Notre position finale était huitième sur 24 partants après quatre heures de course acharnées et bien calculées. Pas mal compte tenu de deux voyages inutiles aux stands.

Et moi? Bien que j’aie été absolument plus rapide dans le jeu, mon meilleur tour sur la piste – tout en effectuant des changements de vitesse courts et en roue libre et en faisant tout le reste nécessaire pour économiser du carburant – était de 1:17 à plat. Dans le jeu, lorsque j’utilisais les mêmes stratégies, j’ai réussi 1: 16.2. Moins d’une seconde me semble assez juste, surtout compte tenu de la pression supplémentaire de l’événement, de la chaleur et des autres excuses que j’oublie pour le moment.

Donc, le temps était proche, et plus important encore, c’était une expérience remarquable, courir vraiment sur un circuit que j’avais pratiquement parcouru tant de fois auparavant.
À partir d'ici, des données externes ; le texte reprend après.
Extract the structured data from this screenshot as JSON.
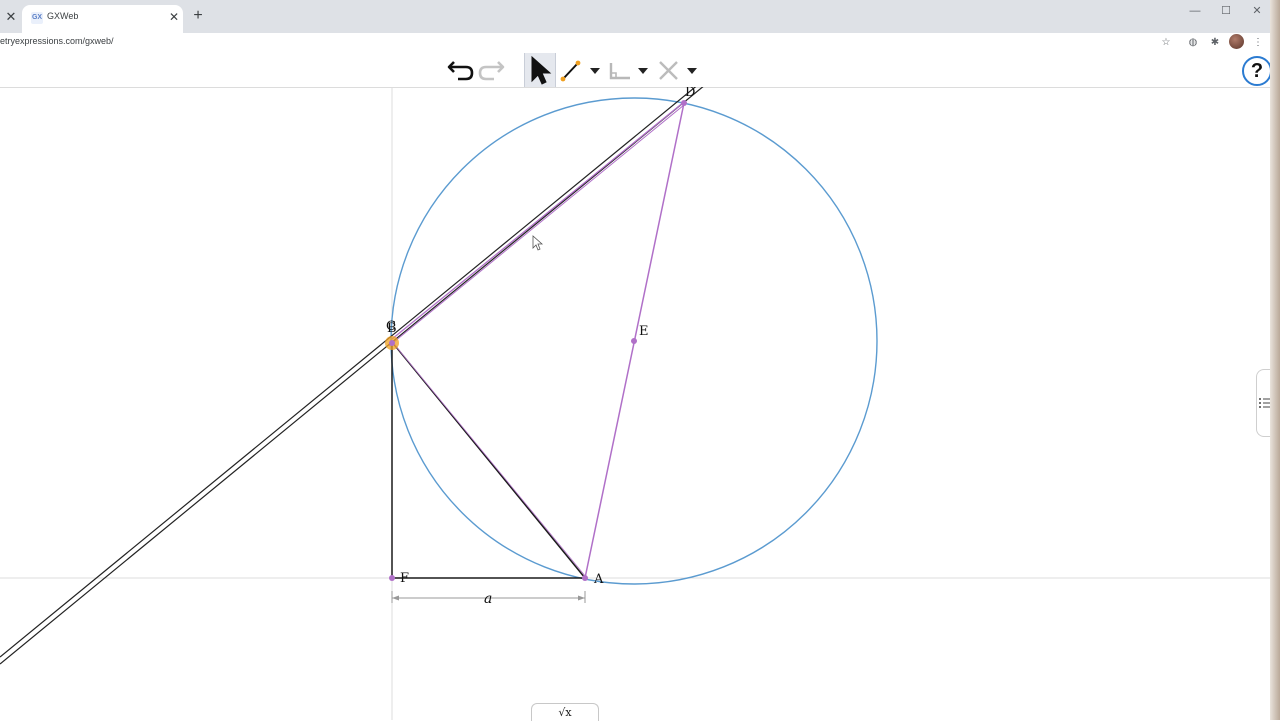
{
  "browser": {
    "tab_title": "GXWeb",
    "favicon_text": "GX",
    "url": "etryexpressions.com/gxweb/",
    "icons": {
      "prev_tab_close": "close-icon",
      "tab_close": "close-icon",
      "new_tab": "plus-icon",
      "minimize": "minimize-icon",
      "maximize": "maximize-icon",
      "close_window": "close-icon",
      "bookmark": "star-icon",
      "extension_1": "circle-icon",
      "extensions": "puzzle-icon",
      "menu": "kebab-icon"
    }
  },
  "toolbar": {
    "tools": [
      "undo-icon",
      "redo-icon",
      "select-arrow-icon",
      "segment-tool-icon",
      "measure-tool-icon",
      "delete-tool-icon"
    ],
    "help_label": "?"
  },
  "canvas": {
    "points": {
      "A": "A",
      "B": "B",
      "C": "C",
      "D": "D",
      "E": "E",
      "F": "F"
    },
    "measure_label": "a",
    "colors": {
      "circle": "#5b9bd0",
      "purple_lines": "#b070c8",
      "black_lines": "#1a1a1a",
      "highlight_point": "#f0a020",
      "axis": "#d0d0d0"
    }
  },
  "formula_tab_label": "√x"
}
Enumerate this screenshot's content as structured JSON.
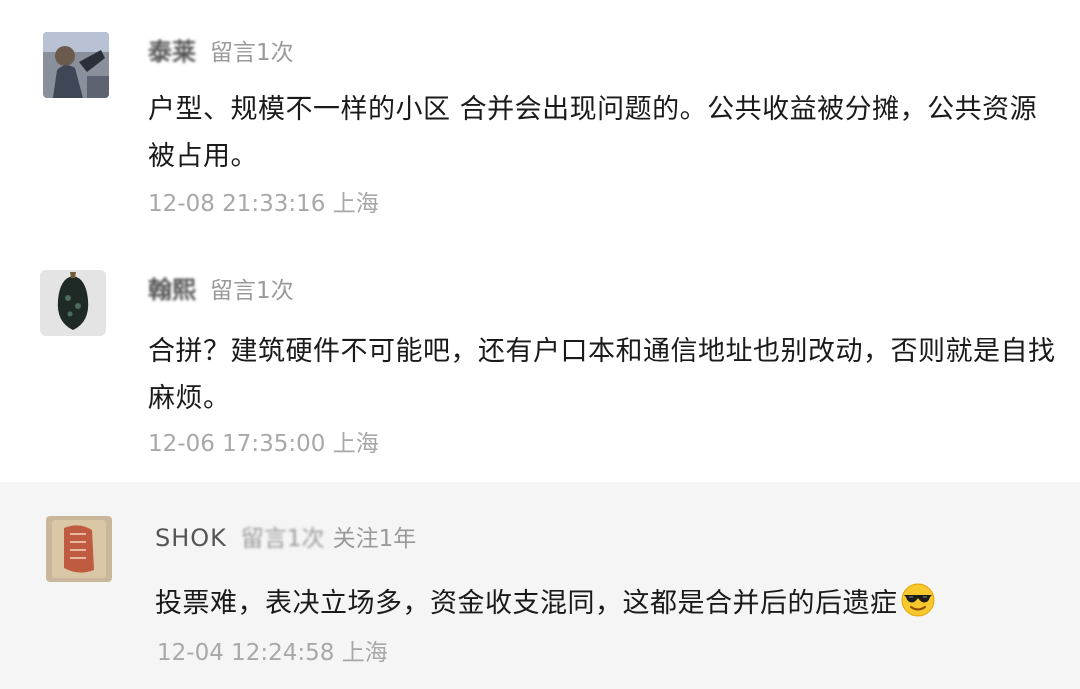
{
  "comments": [
    {
      "username": "泰莱",
      "count": "留言1次",
      "content": "户型、规模不一样的小区 合并会出现问题的。公共收益被分摊，公共资源被占用。",
      "time": "12-08 21:33:16 上海"
    },
    {
      "username": "翰熙",
      "count": "留言1次",
      "content": "合拼？建筑硬件不可能吧，还有户口本和通信地址也别改动，否则就是自找麻烦。",
      "time": "12-06 17:35:00 上海"
    },
    {
      "username": "SHOK",
      "count": "留言1次",
      "follow": "关注1年",
      "content": "投票难，表决立场多，资金收支混同，这都是合并后的后遗症",
      "time": "12-04 12:24:58 上海"
    }
  ],
  "icons": {
    "emoji": "cool-sunglasses-emoji"
  },
  "colors": {
    "highlight_bg": "#f5f5f5",
    "meta_gray": "#9a9a9a",
    "time_gray": "#a8a8a8",
    "content": "#1a1a1a"
  }
}
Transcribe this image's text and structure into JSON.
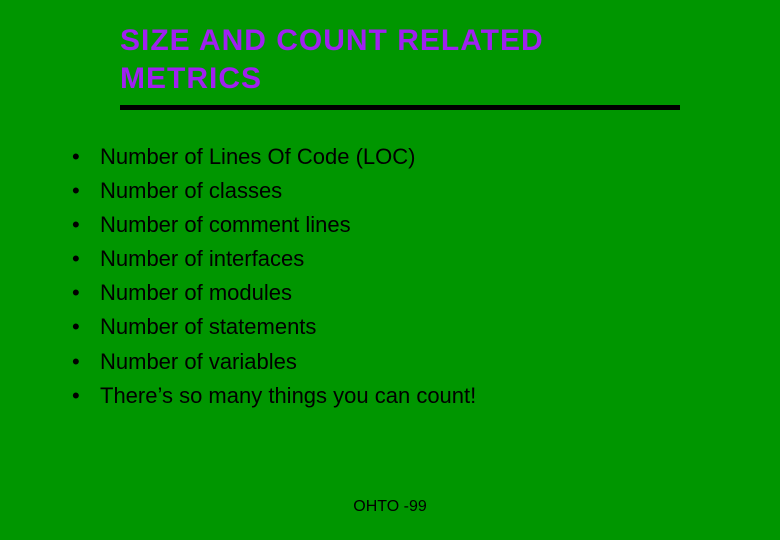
{
  "title": "SIZE AND COUNT RELATED METRICS",
  "bullets": [
    "Number of Lines Of Code (LOC)",
    "Number of classes",
    "Number of comment lines",
    "Number of interfaces",
    "Number of modules",
    "Number of statements",
    "Number of variables",
    "There’s so many things you can count!"
  ],
  "footer": "OHTO -99"
}
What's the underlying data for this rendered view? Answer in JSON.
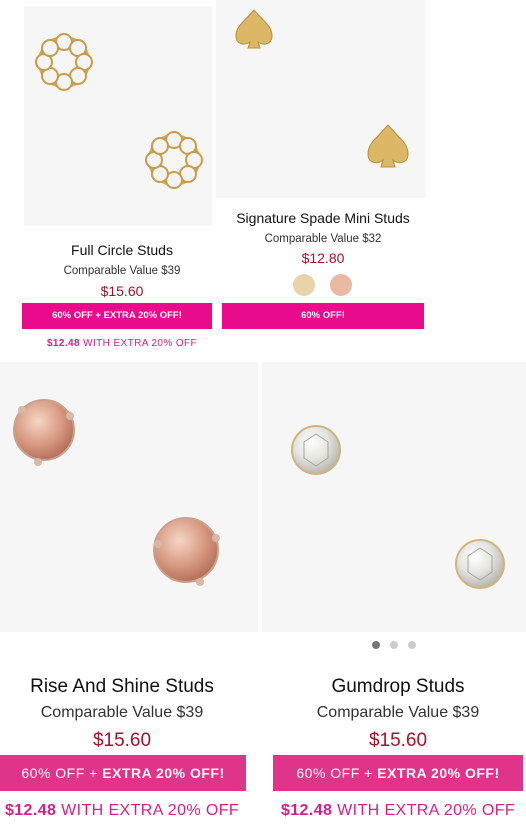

Je me suis retrouvé avec encore plus de respect pour Gran Turismo et tout le travail que l’équipe de Polyphony Digital met dans chaque sortie (éventuelle), mais j’étais également encore plus convaincu qu’il n’y a toujours rien de comparable à la vraie chose.

La course comme vous le savez peut être assez chère, et je voulais prendre un moment pour remercier les sponsors de l’équipe.

Note de l’éditeur: Les frais de voyage liés à cette histoire ont été couverts par le constructeur, ce qui est courant dans l’industrie automobile. Les jugements et opinions du personnel de Roadshow sont les nôtres et nous n’acceptons pas de contenu éditorial payant.